MUCH LOVED BBC popular science series that seemed best served when stuck out after the NINE O’CLOCK NEWS. Although the title was mystifying to many younger viewers (“Kwed?”) ,Q.E.D. found the perfect route between the whisker stroking extremities of the OU and the too populist Doctor MIRIAM STOPPARD and that-bloke-with-the-nose helmed WHERE THERE’S LIFE. While “John’s Not Mad” is undoubtedly the strand’s best-remembered episode, Q.E.D. embraced a wide range of subjects, such as “Why things go wrong” metal bending, what it’d look like to fly all the way round the coast of Britain in a fighter jet, “Understanding Rape”, snooker, and (helpfully) “A Guide to Armageddon”. Q.E.D. also provided some of the first television exposure for Falklands Veteran SIMON WESTON. But best of all on 13 March 1985, that comic imp KENNY EVERETT was given thirty minutes of airtime in which to muck around with Quantel, CSO and other ace mid-Eighties video effects, all in the name of better acquainting Joe Public with how that “Goodnight goodnight goodnight” bit at the end of LES AND DUSTIN’S LAUGHTER SHOW was achieved. Not that all editions were great though; a 1991 episode in which Professor Ian Fells attempted to test “Murphy’s Law” consisted of little more than slices of jam on toast hurtling to the floor and various people switching from one checkout queue to another. However, it was always easy to forgive Q.E.D. the odd whimsical item, especially when an intriguing episode about panic attacks was served up the very next week. Axed in 1998, we fear we shall never see its whimsical-but-serious like again.

5 Comments

5 Comments

  1. Arthur Nibble

    March 7, 2010 at 11:34 pm

    Or, the five W’s – which was what was wanted!

  2. Demonstration Model

    March 8, 2010 at 9:22 am

    Did A Guide to Armageddon go out the same week as Threads? It did in my memory of it, and was just as scary for being so matter of fact about nuclear annihilation, with all the information and figures you could want about how we were all going to die horribly in one handy capsule. The photographs of the effects of radiation sickness were true nightmare material.

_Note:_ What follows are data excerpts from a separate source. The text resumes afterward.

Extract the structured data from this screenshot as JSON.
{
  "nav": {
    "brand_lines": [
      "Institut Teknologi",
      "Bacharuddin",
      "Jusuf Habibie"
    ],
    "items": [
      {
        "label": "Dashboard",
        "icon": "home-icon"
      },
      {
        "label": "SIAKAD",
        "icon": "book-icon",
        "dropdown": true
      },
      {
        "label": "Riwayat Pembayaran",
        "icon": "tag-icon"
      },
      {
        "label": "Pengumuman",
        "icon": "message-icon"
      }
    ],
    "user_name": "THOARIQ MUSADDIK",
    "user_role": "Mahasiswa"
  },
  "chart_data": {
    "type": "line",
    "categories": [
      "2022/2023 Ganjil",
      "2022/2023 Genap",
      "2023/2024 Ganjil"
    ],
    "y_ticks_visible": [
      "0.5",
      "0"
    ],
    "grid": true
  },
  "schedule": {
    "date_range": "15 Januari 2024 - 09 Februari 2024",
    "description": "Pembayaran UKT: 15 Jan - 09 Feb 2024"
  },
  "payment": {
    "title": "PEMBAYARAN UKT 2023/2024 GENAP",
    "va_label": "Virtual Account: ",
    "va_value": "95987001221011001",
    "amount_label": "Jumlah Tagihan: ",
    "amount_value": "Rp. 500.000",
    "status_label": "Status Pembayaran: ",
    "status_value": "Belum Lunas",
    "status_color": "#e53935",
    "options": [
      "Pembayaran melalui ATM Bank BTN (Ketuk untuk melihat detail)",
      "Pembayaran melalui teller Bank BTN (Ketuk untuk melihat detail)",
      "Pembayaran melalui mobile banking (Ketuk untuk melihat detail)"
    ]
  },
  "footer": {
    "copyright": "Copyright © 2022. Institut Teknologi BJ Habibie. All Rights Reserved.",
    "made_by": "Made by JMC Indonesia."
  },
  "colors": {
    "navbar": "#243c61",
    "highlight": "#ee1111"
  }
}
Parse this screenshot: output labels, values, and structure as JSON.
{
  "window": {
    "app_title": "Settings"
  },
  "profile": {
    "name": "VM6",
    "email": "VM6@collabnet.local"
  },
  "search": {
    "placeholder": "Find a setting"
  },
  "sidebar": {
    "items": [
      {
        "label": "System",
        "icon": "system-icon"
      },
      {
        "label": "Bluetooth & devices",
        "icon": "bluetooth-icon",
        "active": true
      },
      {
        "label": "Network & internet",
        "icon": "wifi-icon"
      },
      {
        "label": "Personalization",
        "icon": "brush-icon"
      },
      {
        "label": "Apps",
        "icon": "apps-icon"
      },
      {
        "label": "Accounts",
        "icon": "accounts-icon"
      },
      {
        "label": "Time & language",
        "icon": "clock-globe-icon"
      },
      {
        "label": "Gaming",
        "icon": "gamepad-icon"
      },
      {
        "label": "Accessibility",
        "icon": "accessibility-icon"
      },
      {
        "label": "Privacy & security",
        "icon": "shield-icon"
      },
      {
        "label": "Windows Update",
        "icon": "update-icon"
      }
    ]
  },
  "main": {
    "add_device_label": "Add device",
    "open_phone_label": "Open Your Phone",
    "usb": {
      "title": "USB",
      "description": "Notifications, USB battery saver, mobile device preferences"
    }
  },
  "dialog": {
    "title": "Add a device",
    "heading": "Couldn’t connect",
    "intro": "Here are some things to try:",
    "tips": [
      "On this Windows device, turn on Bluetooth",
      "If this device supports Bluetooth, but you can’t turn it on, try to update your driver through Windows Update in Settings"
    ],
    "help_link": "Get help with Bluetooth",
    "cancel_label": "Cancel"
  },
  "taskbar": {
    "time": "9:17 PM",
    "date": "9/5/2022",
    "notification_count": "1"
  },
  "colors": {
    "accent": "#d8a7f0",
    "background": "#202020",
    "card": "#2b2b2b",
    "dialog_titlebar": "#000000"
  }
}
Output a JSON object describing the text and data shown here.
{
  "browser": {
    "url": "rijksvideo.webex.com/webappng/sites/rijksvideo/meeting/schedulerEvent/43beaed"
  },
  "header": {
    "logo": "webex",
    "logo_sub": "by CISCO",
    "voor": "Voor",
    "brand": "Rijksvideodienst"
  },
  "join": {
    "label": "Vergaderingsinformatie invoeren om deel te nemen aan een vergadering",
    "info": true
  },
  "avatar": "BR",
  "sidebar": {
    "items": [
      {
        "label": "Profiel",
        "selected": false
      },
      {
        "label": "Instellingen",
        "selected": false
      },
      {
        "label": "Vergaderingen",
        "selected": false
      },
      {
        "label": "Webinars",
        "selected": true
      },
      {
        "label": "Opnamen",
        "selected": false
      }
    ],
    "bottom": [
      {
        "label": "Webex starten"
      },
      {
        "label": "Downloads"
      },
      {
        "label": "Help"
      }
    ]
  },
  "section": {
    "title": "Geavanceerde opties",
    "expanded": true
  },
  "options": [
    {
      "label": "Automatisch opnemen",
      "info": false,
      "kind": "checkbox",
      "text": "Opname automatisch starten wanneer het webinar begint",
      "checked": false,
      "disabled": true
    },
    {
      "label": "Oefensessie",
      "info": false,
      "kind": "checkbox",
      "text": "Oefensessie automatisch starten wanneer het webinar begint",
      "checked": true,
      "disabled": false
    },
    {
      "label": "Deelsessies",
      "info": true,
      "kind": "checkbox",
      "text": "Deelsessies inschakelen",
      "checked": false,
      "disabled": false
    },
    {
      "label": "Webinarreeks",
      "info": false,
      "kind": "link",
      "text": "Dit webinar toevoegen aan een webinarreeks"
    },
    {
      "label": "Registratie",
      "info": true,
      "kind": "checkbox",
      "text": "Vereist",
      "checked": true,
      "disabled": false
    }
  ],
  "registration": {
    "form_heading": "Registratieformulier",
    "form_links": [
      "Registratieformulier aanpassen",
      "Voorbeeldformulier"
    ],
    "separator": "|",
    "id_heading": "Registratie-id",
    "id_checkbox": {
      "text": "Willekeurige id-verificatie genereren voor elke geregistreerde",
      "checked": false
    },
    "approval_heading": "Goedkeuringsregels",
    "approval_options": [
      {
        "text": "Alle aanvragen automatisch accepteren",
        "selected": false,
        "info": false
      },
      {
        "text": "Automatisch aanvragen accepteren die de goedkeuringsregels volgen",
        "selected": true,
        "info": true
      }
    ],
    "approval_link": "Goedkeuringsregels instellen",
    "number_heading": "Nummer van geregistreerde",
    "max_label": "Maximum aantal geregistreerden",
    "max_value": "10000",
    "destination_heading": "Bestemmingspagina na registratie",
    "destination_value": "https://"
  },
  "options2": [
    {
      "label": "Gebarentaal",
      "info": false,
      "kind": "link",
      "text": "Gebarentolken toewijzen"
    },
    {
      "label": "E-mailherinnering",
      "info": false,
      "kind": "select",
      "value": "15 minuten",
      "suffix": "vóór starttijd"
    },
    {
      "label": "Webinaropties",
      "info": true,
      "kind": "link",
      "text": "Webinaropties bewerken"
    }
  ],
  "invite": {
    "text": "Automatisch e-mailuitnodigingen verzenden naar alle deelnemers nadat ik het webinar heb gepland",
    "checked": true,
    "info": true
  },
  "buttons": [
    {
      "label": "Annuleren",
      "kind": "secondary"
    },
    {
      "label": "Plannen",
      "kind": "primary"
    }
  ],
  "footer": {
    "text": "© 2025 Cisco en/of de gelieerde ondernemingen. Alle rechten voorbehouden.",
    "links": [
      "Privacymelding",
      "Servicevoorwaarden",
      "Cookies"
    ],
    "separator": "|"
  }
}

    The other one I remember was about dreams, where BIll Oddie dramatised a nightmare he’d had with him walking through a railway station without any trousers on, a tea lady serving a huge hunk of meat, and Bill nearly faling out of a doorway that was about a hundred feet up. Dunno what it all proved, mind you.

  3. Red1

    March 8, 2010 at 8:43 pm

    ‘A Guide To Armageddon’ was first broadcast in 1982. ‘Threads’ was first shown in late 1984 and then again in summer 1985.

    They were both made by film maker Mick Jackson so are pretty similar in tone.

  4. Freddd

    March 12, 2010 at 11:41 am

    The brief animation of the “neon” QED logo, coupled with the oddly fatalistic Radiophonic jingle, still has the power to unsettle – even if it’s one of the less serious editions.

  5. Richard Davies

    October 20, 2012 at 3:41 pm

    I remember the Kenny Everett edition, along with the one on Murphy’s Law.

    My brother used to half jokingly call in Kwed.